Augustus Edwin John was a Welsh painter and the leading British portrait artist of his generation. He attended the Tenby School of Art for a brief period at the age of 17 before enrolling at the Slade School of Art. Whilst studying, he paid close attention to the old masters at the National Gallery. In 1985 he sustained a diving injury to his head which had a major impact on his life. Afterwards he became a somewhat anarchical figure, sporting a beard and working with a feverish speed. He won the Slade Prize in 1898 and afterwards went to Paris for some time to study independently where he was influenced by Puvis de Chavannes. He married Ida Nettleship, also a Slade student, in 1901 and went on to accept a post teaching art at the University of Liverpool, where he became lifelong friends with the Gypsy scholar John Sampson.

 

With his family, John then moved to London where he founded the Chelsea Art School with William Orpen.
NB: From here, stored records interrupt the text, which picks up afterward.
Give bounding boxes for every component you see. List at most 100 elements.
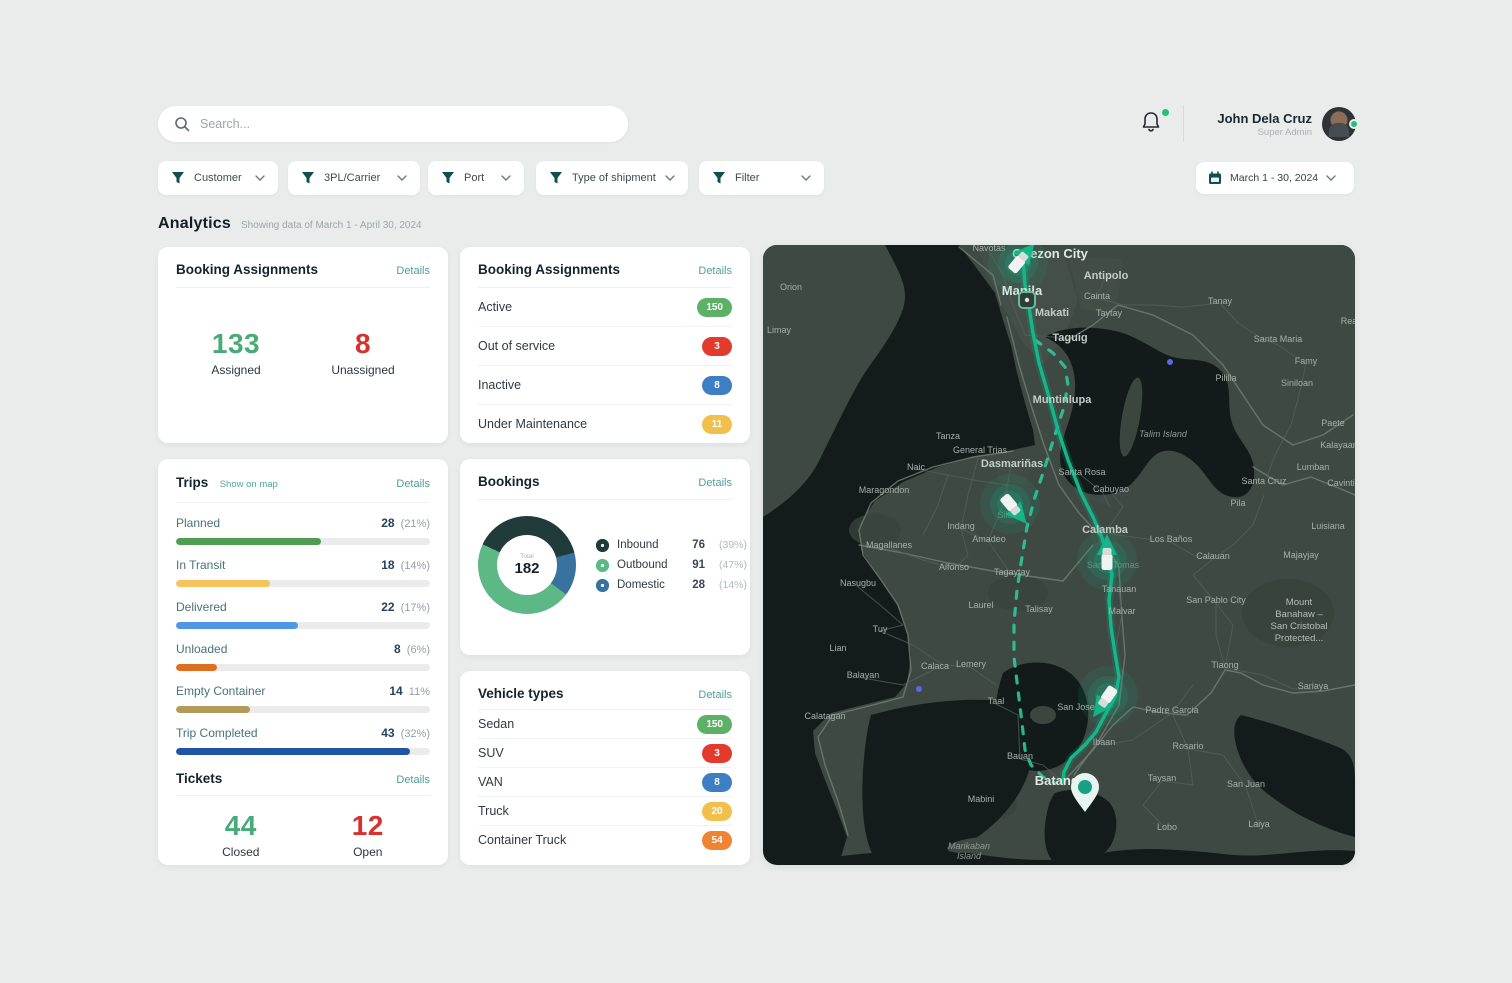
trip-row-header: Empty Container14 11% <box>176 682 430 700</box>
funnel-icon <box>301 171 315 185</box>
legend-percent: (39%) <box>719 539 747 551</box>
map-place-label: Tuy <box>873 624 888 634</box>
filter-customer[interactable]: Customer <box>158 161 278 195</box>
list-item-label: Sedan <box>478 717 514 731</box>
avatar[interactable] <box>1322 107 1356 141</box>
map-place-label: Ibaan <box>1093 737 1116 747</box>
map-place-label: Pililla <box>1215 373 1236 383</box>
port-dot-marker[interactable] <box>1167 359 1173 365</box>
details-link[interactable]: Details <box>396 265 430 277</box>
list-item: SUV3 <box>478 739 732 768</box>
truck-icon <box>1102 554 1113 570</box>
trip-percent: (17%) <box>398 602 430 614</box>
user-profile[interactable]: John Dela Cruz Super Admin <box>1196 106 1356 142</box>
map-place-label: Lian <box>829 643 846 653</box>
donut-total-value: 182 <box>514 560 539 577</box>
legend-value: 91 <box>687 559 705 571</box>
trip-values: 22 (17%) <box>381 598 430 616</box>
stat: 44Closed <box>222 810 259 859</box>
trip-row: In Transit18 (14%) <box>176 556 430 587</box>
count-badge: 8 <box>702 773 732 792</box>
list-item: Out of service3 <box>478 327 732 366</box>
details-link[interactable]: Details <box>698 265 732 277</box>
booking-summary-stats: 133Assigned8Unassigned <box>176 328 430 377</box>
map-place-label: Famy <box>1295 356 1318 366</box>
list-item: VAN8 <box>478 768 732 797</box>
map-place-label: Limay <box>767 325 792 335</box>
trip-bar-track <box>176 538 430 545</box>
map-place-label: Antipolo <box>1084 270 1129 282</box>
filter-port[interactable]: Port <box>428 161 524 195</box>
filter-type-of-shipment[interactable]: Type of shipment <box>536 161 688 195</box>
trip-row-header: Unloaded8 (6%) <box>176 640 430 658</box>
vehicle-types-list: Sedan150SUV3VAN8Truck20Container Truck54 <box>478 710 732 854</box>
map-place-label: Tagaytay <box>994 567 1031 577</box>
vehicle-marker[interactable] <box>1077 530 1137 590</box>
funnel-icon <box>441 171 455 185</box>
map-place-label: Padre Garcia <box>1145 705 1198 715</box>
trip-bar-fill <box>176 580 270 587</box>
legend-item: Domestic28(14%) <box>596 579 747 592</box>
date-range-picker[interactable]: March 1 - 30, 2024 <box>1196 162 1354 194</box>
stat: 8Unassigned <box>331 328 394 377</box>
card-title: Tickets <box>176 771 222 786</box>
details-link[interactable]: Details <box>396 478 430 490</box>
port-dot-marker[interactable] <box>916 686 922 692</box>
card-vehicle-types: Vehicle types Details Sedan150SUV3VAN8Tr… <box>460 671 750 865</box>
search-input[interactable] <box>200 117 612 131</box>
filter-label: 3PL/Carrier <box>324 172 380 184</box>
bell-icon <box>1140 110 1162 134</box>
legend-percent: (14%) <box>719 579 747 591</box>
details-link[interactable]: Details <box>698 477 732 489</box>
details-link[interactable]: Details <box>396 774 430 786</box>
map-place-label: Santa Maria <box>1254 334 1303 344</box>
trip-bar-track <box>176 748 430 755</box>
map-place-label: Maragondon <box>859 485 910 495</box>
trip-bar-fill <box>176 538 321 545</box>
count-badge: 3 <box>702 744 732 763</box>
show-on-map-link[interactable]: Show on map <box>220 479 278 490</box>
list-item: Container Truck54 <box>478 826 732 854</box>
page-title: Analytics <box>158 215 231 233</box>
vehicle-marker[interactable] <box>1078 666 1138 726</box>
count-badge: 54 <box>702 831 732 850</box>
map-place-label: Banahaw – <box>1275 609 1323 620</box>
donut-total-label: Total <box>520 553 534 560</box>
depot-marker[interactable] <box>1019 292 1035 308</box>
chevron-down-icon <box>255 175 265 181</box>
map-place-label: Talim Island <box>1139 429 1188 439</box>
filter-label: Type of shipment <box>572 172 656 184</box>
list-item-label: Under Maintenance <box>478 417 587 431</box>
card-title: Booking Assignments <box>176 262 318 277</box>
user-role: Super Admin <box>1217 127 1312 138</box>
search-bar[interactable] <box>158 106 628 142</box>
trip-bar-track <box>176 664 430 671</box>
map[interactable]: NavotasQuezon CityManilaMakatiTaguigMunt… <box>763 245 1355 865</box>
search-icon <box>174 116 190 132</box>
map-place-label: Tanza <box>936 431 960 441</box>
filter-label: Filter <box>735 172 759 184</box>
list-item: Under Maintenance11 <box>478 405 732 443</box>
trip-row-header: Delivered22 (17%) <box>176 598 430 616</box>
legend-name: Inbound <box>617 539 679 551</box>
dashboard: John Dela Cruz Super Admin Customer 3PL/… <box>0 0 1512 983</box>
details-link[interactable]: Details <box>698 689 732 701</box>
card-title: Bookings <box>478 474 540 489</box>
tickets-header: Tickets Details <box>176 771 430 796</box>
funnel-icon <box>171 171 185 185</box>
stat-label: Open <box>352 845 384 859</box>
filter-3pl-carrier[interactable]: 3PL/Carrier <box>288 161 420 195</box>
map-place-label: San Cristobal <box>1270 621 1327 632</box>
map-place-label: Magallanes <box>866 540 913 550</box>
map-place-label: Dasmariñas <box>981 458 1043 470</box>
trip-bar-fill <box>176 706 250 713</box>
vehicle-marker[interactable] <box>980 474 1040 534</box>
legend-item: Outbound91(47%) <box>596 559 747 572</box>
card-title: Trips <box>176 475 208 490</box>
map-place-label: Laurel <box>968 600 993 610</box>
stat-value: 8 <box>331 328 394 360</box>
user-name: John Dela Cruz <box>1217 111 1312 126</box>
notification-bell[interactable] <box>1140 110 1170 138</box>
map-place-label: Tanay <box>1208 296 1233 306</box>
filter-generic[interactable]: Filter <box>699 161 824 195</box>
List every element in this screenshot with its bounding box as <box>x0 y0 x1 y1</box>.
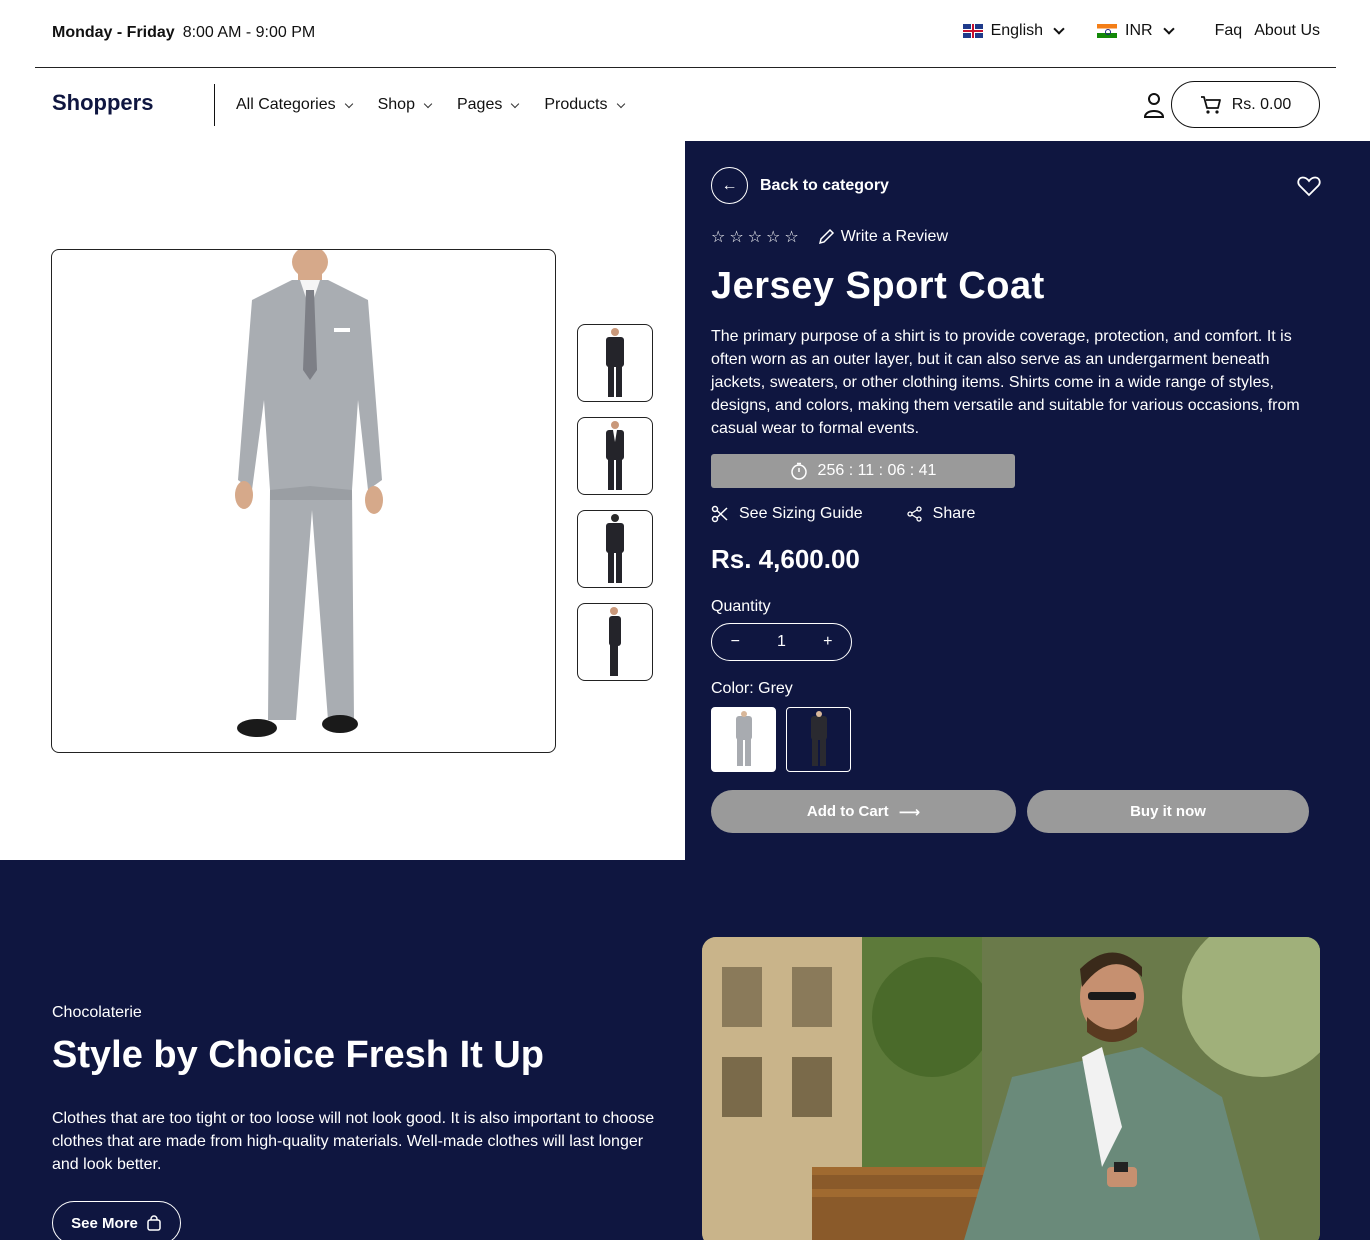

In 1903 he was elected to the New English Art Club, founded in 1886 in opposition to the Royal Academy, and met Dorelia, who acted as his muse and the subject of many of his best-known paintings. During the First World War, he worked as a war artist for the Canadian forces. His work was dominated by portraits between the wars and, although he never became a fashionable portrait painter, he excelled at penetrating portraits of fellow artists and women. He was elected to the Royal Academy in 1928 and started exhibiting at Dudley Tooth’s gallery in Bruton Street in the following year. He was awarded the Order of Merit in 1942

 

John had two successful retrospective exhibitions, at the National Gallery in 1940 and the Royal Academy in 1954 but his reputation as an artist was unstable during the latter part of his life. As a relatively isolated figure he did not take part in much of the art movements with which twentieth-century art criticism was mainly concerned. His reputation has greatly improved in more recent times, however, with a re-evaluation of his work and recognition of his talent. He is represented in various major collections such as the National Portrait Gallery.